Kamikaze: the Owner's Manual--II

Hi Dan,

I was looking at your neat website and came across the section "Kamikaze: the owner's manual" wherein the pilot is told to recite to himself "yakyujoh" in preparation for takeoff. I quote: "Say in your mind: "Yah" [field], "Kyu" [ball], "Joh" [all right] as you breathe deeply. "

I have studied Japanese for 8 years and lived in Japan for 2. I have also worked as a translator. I was surprised to see the meaning someone has attached to the word "Joh." This is very obviously an incorrect translation pulled straight from a dictionary.

"Yakyujoh" means "Baseball field." "Yakyuu" (Two u's) is the Japanese word for Baseball ("field ball") and "Joh" (or "Jou" as it is most commonly written) connotes a space or an area set apart for stated use. It is a common suffix used to match English terms like "field" or "green" or "arena," etc.

"Jou" can, indeed, mean "all right," (and there are many homonyms in Japanese) but no Japanese person would ever use this combination of ideograms. This is like someone saying "Base [headquarters] ball [type of dance] field [agricultural area]" :) Here's some information from [the Japanese Baseball History website] that might explain the question, "why 'Baseball field?'":

"Even before the establishment of their first professional league in 1936, baseball had been played in Japan for over a half-century. Introduced by American teachers and professors in the 1870s, Japanese baseball evolved apart from the game played in the United States. Primarily used as a 'teaching' tool, baseball during those early years was played rigidly, as if it were a martial art through which players strengthened themselves physically and mentally." (Emphasis mine)

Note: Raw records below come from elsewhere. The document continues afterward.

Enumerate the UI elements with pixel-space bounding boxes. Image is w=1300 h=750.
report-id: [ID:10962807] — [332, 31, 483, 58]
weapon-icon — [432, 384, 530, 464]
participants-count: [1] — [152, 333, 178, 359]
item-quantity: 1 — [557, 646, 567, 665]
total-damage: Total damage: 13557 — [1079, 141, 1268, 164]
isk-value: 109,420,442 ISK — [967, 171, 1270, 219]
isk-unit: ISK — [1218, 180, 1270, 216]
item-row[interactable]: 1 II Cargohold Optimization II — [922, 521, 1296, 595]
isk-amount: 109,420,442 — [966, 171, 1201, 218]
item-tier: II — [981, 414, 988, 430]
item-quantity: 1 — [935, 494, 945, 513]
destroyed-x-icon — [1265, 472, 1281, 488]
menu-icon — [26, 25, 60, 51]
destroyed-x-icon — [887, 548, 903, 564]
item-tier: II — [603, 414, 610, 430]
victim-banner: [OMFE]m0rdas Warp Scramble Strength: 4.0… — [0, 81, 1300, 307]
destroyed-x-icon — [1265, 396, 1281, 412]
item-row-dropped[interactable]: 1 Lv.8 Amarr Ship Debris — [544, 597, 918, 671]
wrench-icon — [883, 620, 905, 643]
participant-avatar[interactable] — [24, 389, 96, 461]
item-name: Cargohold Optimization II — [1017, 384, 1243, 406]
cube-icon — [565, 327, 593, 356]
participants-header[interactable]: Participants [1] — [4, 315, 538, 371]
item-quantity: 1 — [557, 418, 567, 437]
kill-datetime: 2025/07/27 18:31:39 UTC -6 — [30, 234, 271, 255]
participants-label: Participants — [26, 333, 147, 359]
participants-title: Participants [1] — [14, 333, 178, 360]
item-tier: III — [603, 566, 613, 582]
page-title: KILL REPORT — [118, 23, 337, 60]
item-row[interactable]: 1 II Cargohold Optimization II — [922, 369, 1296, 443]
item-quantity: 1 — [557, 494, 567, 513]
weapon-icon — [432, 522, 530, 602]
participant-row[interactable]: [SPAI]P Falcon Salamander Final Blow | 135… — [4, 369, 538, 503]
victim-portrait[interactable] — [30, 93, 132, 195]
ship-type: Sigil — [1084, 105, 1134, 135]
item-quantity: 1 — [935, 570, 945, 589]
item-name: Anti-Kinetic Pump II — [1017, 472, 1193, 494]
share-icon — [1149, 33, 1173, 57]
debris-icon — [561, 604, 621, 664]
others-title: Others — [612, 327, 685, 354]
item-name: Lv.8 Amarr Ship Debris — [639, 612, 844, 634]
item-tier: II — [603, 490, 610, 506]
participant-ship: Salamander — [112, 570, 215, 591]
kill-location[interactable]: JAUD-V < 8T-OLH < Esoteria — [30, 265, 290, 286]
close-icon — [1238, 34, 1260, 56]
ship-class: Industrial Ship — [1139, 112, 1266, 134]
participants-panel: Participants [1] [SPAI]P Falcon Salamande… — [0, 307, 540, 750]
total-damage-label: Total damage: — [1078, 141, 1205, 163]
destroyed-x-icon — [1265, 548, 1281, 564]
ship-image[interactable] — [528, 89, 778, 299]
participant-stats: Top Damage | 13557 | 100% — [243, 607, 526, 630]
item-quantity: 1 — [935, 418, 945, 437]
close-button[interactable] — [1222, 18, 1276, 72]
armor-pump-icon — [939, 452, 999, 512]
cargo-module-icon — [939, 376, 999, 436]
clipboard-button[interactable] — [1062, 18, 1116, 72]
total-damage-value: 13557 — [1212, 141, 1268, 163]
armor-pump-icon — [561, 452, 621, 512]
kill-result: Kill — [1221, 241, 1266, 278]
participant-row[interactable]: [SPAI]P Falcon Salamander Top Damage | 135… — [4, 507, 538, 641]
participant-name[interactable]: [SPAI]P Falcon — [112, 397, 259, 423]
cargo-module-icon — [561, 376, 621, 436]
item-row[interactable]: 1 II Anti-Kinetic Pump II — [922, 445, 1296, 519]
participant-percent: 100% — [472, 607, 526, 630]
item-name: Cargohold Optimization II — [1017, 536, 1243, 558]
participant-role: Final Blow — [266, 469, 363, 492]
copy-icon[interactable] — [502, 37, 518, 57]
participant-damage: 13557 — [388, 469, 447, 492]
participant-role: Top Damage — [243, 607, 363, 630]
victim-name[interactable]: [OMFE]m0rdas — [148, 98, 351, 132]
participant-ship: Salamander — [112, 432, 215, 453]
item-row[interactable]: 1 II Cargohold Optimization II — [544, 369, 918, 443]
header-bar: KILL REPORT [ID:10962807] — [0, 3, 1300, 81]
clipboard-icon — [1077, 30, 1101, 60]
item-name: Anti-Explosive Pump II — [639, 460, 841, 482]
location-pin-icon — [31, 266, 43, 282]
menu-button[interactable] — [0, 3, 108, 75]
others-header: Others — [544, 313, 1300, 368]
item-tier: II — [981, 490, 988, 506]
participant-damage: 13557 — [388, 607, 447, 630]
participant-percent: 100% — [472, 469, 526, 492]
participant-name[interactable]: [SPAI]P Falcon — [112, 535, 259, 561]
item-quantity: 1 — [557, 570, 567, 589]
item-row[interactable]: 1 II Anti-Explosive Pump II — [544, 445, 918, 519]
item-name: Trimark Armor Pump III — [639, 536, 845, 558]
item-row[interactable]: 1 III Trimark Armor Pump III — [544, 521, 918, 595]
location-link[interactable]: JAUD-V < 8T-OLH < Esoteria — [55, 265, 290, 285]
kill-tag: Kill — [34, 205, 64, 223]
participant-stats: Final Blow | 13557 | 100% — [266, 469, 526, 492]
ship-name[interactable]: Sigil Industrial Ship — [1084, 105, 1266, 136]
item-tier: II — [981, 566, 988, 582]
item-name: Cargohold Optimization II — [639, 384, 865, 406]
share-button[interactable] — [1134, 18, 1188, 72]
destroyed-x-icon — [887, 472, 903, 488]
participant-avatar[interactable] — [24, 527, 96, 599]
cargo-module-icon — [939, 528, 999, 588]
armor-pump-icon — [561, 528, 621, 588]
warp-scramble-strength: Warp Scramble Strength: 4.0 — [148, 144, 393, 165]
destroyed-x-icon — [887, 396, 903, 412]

My guess is that the use of the term "Baseball field" was meant to bring the pilot's mind into a more focused state. I have met many Japanese Baseball players and they are very intense people, treating the game almost as a religion. Also I was on a Japanese city softball team for a while and wow, did they take it seriously.

Sorry for the long email; I hope this brings more light to the issue. I find it fascinating. And thank you for the effort you put into your website, and your thoughtful comments on soc.history.war.world-war-ii.